I prefer sticking my arm in the door to re-open though. When a nice guy comes around and nearly misses the lift, just pressing a button seems much wimpier…
hm, the elevator’s close button certainly works at the hospital I work at… The door closes within 1 second after I press it lol. And no I’m not from US.
Also, re: pedestrian buttons, a lot of them in the area I live in do work. It is because the traffic light for the major street will always stay green unless someone who needs to cross the minor street press the button, then the traffic light for the major street will turn red for the pedestrian/car to cross.
well that would be because its a hospital, it would be imperative to keep speed as a basic necessity. now, office elevators on the other hand, take forever to close.
They always work here (in Canada) if you push and hold them, but the elevator has a sensor in it so the door opens back up if something gets in the way.
i live near atlanta and i find that they frequently work. not the crosswalk ones however.
just they are slow. but hit the door open button beforehand and then hit door close
Actually, if you hold down the close door button and the button for your floor until the elevator begins moving the elevator will go directly to your floor regardless of whether or not other people have stops before yours.
If you press the ‘door close’ button at the same time as the button for floor you want the lift goes straight to that floor without stopping to take on any other passengers. The police use this in emergencies to go straight to the correct floor.
I’ve tried it and it worked.
You have to push the close button und hold it until the elevator starts moving, though.
It needs another, small part of the pie titles “squishes old lady in door”.
I am 99% sure those buttons only operate when the fire emergency key is inserted.
At my local community college they actually had someone operating the elevator during construction. He had the fire key and it would give him access to all floors and made the doors open and close only when prompted.
Firemen need open and close buttons because they don’t have time to wait for it to automatically open/close. The reason the doors often close after you press the button is because they were about to close anyway. That’s why there’s a several-second delay.

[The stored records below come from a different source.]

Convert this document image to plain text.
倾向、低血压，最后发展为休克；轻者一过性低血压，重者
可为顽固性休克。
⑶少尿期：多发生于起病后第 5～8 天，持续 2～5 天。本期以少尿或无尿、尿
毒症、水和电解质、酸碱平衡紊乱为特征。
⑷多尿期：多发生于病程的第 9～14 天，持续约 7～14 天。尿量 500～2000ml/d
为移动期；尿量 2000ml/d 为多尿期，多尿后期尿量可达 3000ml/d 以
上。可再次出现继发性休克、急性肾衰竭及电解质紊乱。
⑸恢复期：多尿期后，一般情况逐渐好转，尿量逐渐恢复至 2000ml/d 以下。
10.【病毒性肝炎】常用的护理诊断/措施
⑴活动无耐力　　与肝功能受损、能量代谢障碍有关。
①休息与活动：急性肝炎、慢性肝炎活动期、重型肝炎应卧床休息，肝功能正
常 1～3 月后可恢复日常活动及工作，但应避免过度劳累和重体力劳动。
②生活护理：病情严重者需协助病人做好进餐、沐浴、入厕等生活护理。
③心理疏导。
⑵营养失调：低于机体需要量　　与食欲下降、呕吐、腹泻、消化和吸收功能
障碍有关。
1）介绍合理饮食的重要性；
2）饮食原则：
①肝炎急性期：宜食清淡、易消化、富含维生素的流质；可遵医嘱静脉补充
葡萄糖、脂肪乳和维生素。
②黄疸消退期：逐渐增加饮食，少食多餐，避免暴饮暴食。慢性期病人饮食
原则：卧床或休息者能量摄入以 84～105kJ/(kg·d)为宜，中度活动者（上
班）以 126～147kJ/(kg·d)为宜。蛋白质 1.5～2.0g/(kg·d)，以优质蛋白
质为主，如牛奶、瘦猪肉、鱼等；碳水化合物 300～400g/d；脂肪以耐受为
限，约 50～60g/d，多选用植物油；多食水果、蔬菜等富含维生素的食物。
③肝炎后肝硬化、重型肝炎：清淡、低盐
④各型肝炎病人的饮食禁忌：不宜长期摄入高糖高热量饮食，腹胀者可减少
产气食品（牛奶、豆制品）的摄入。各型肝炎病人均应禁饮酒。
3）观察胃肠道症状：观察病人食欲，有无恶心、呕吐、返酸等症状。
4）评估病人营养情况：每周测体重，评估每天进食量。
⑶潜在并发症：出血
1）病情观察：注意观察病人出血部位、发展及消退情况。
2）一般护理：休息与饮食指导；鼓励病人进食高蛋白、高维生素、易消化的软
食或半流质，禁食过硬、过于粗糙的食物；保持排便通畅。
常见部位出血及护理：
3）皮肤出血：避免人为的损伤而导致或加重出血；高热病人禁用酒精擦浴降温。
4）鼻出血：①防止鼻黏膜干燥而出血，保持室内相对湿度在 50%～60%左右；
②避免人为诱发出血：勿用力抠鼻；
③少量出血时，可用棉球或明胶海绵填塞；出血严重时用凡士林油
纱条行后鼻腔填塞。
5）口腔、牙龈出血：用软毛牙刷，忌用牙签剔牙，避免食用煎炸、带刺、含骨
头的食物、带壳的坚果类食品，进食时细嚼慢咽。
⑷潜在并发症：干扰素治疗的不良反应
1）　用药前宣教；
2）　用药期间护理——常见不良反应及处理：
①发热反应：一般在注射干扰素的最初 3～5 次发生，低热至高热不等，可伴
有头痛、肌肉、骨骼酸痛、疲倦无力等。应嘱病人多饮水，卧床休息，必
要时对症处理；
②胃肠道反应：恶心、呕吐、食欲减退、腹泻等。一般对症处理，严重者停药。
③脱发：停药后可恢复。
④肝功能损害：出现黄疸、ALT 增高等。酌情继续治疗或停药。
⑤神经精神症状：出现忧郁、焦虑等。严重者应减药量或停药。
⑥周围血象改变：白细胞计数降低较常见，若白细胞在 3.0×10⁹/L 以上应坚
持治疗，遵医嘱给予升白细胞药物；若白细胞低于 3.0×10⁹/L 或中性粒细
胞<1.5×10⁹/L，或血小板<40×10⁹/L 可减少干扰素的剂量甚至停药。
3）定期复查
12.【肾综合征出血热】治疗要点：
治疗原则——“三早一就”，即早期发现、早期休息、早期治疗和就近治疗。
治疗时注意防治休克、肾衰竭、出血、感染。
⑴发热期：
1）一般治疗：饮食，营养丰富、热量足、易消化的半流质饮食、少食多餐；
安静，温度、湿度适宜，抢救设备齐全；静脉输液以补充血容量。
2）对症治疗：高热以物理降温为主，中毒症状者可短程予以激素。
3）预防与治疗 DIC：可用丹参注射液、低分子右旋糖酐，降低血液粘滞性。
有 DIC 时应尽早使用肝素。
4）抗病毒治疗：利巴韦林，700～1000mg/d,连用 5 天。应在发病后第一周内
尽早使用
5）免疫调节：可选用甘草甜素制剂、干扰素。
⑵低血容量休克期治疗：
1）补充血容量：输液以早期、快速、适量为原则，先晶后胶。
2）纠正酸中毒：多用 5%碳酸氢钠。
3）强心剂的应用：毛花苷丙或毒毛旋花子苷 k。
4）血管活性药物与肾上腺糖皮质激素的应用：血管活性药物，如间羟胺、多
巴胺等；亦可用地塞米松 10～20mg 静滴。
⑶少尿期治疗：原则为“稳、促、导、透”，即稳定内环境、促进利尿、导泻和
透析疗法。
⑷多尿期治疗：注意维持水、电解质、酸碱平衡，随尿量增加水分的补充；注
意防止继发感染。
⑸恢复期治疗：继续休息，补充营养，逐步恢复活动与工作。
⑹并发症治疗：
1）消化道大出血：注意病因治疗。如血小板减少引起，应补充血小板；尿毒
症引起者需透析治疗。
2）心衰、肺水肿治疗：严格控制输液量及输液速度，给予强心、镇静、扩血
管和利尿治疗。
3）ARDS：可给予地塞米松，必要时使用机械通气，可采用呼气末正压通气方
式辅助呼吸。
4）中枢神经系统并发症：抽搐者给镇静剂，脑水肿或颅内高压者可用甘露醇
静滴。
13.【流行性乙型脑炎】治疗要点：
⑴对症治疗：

If the button worked, it would have closed immediately. I have been on elevators that did have functioning open/close buttons — long ago — and they operated very quickly. Either fire code or disability regulations probably doesn’t disallows this now.
Anyway, I didn’t laugh at this graph because the close button isn’t supposed to respond when you press it.
Typo: should be “Either fire code or a disability regulation disallows this now.”
Huh. I’m in the USA and the only elevator I ever use closes as soon as I push the button. It closes slowly, but it starts immediately…
They’re there to make the elevator look high tech and confusing and to even out the number of buttons.